Personal information
- Full name: Anthony Paul Woolley
- Born: 4 December 1971 (age 54) Derby, Derbyshire, England
- Batting: Right-handed
- Bowling: Right-arm medium

Domestic team information
- 1999: Derbyshire

Career statistics
| Competition | First-class | List A |
| Matches | 1 | 5 |
| Runs scored | 9 | 2 |
| Batting average | 4.50 | 1.00 |
| 100s/50s | –/– | –/– |
| Top score | 8 | 1* |
| Balls bowled | 66 | 186 |
| Wickets | 0 | 5 |
| Bowling average | – | 36.20 |
| 5 wickets in innings | – | – |
| 10 wickets in match | – | – |
| Best bowling | – | 4/61 |
| Catches/stumpings | –/– | –/– |
- Source: Cricinfo, 19 June 2022

= Anthony Woolley =

English cricketer

Anthony Paul Woolley (born 4 December 1971) is an English cricketer. He was a right-handed batsman and a right-arm medium-pace bowler who played for Derbyshire during three years in cricket.

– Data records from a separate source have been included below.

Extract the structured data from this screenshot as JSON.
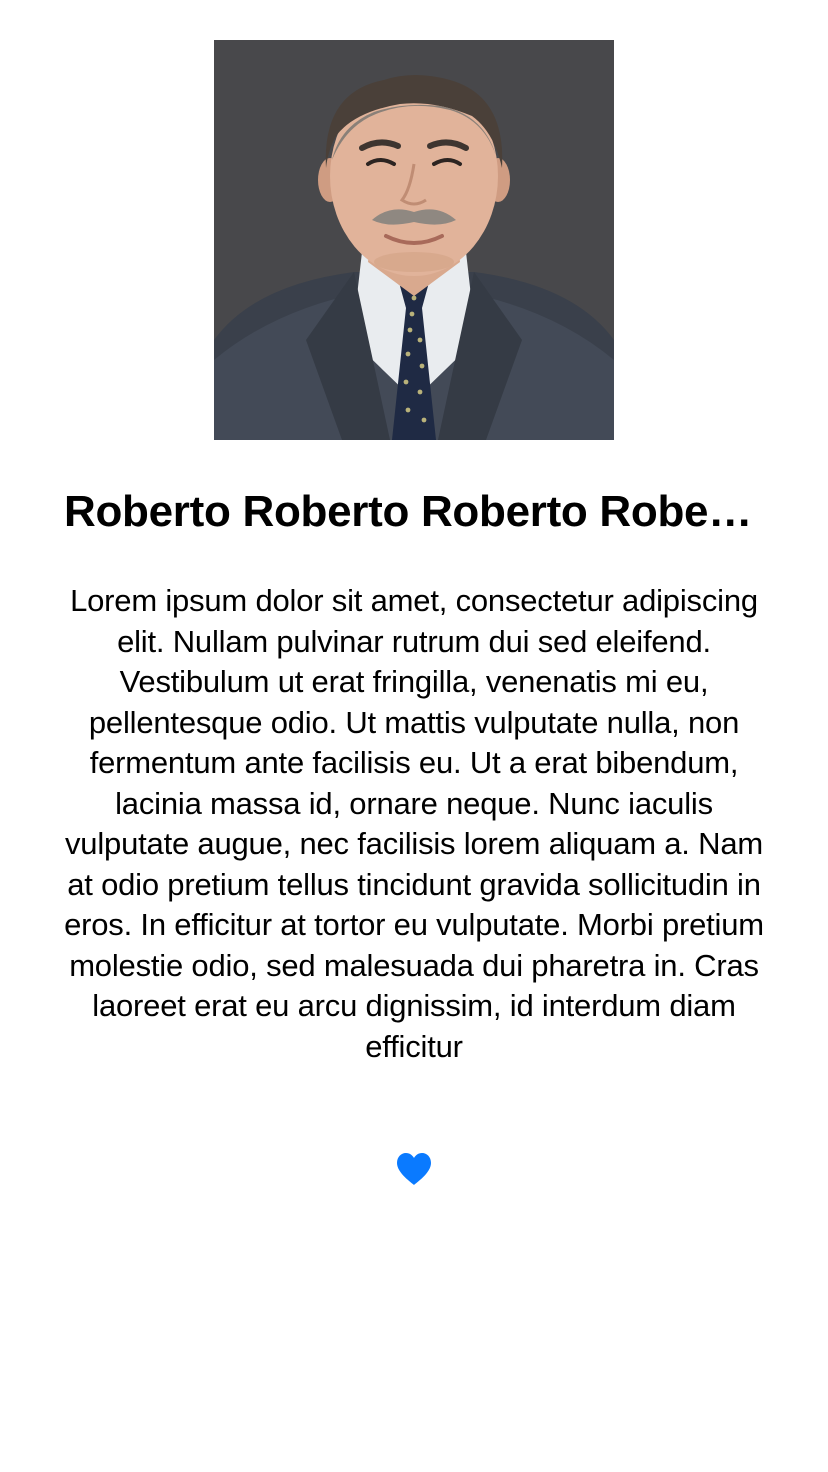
{
  "profile": {
    "name": "Roberto Roberto Roberto Roberto",
    "bio": "Lorem ipsum dolor sit amet, consectetur adipiscing elit. Nullam pulvinar rutrum dui sed eleifend. Vestibulum ut erat fringilla, venenatis mi eu, pellentesque odio. Ut mattis vulputate nulla, non fermentum ante facilisis eu. Ut a erat bibendum, lacinia massa id, ornare neque. Nunc iaculis vulputate augue, nec facilisis lorem aliquam a. Nam at odio pretium tellus tincidunt gravida sollicitudin in eros. In efficitur at tortor eu vulputate. Morbi pretium molestie odio, sed malesuada dui pharetra in. Cras laoreet erat eu arcu dignissim, id interdum diam efficitur",
    "photo_icon": "person-portrait",
    "favorite_icon": "heart-icon",
    "favorited": true
  },
  "colors": {
    "background": "#ffffff",
    "text": "#000000",
    "accent": "#0a7aff"
  }
}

He first played for Derbyshire's second team in 1997, in a drawn match, though it was not until two years later that he played first-class cricket for the team, in one match against Essex in June 1999. He played sporadically during the 1999 season in Division Two of the National League, though Derbyshire performed poorly and he was not to be selected for a second year.

He played club cricket for Alvaston and Boulton in the Derbyshire Premier Cricket League until 2011.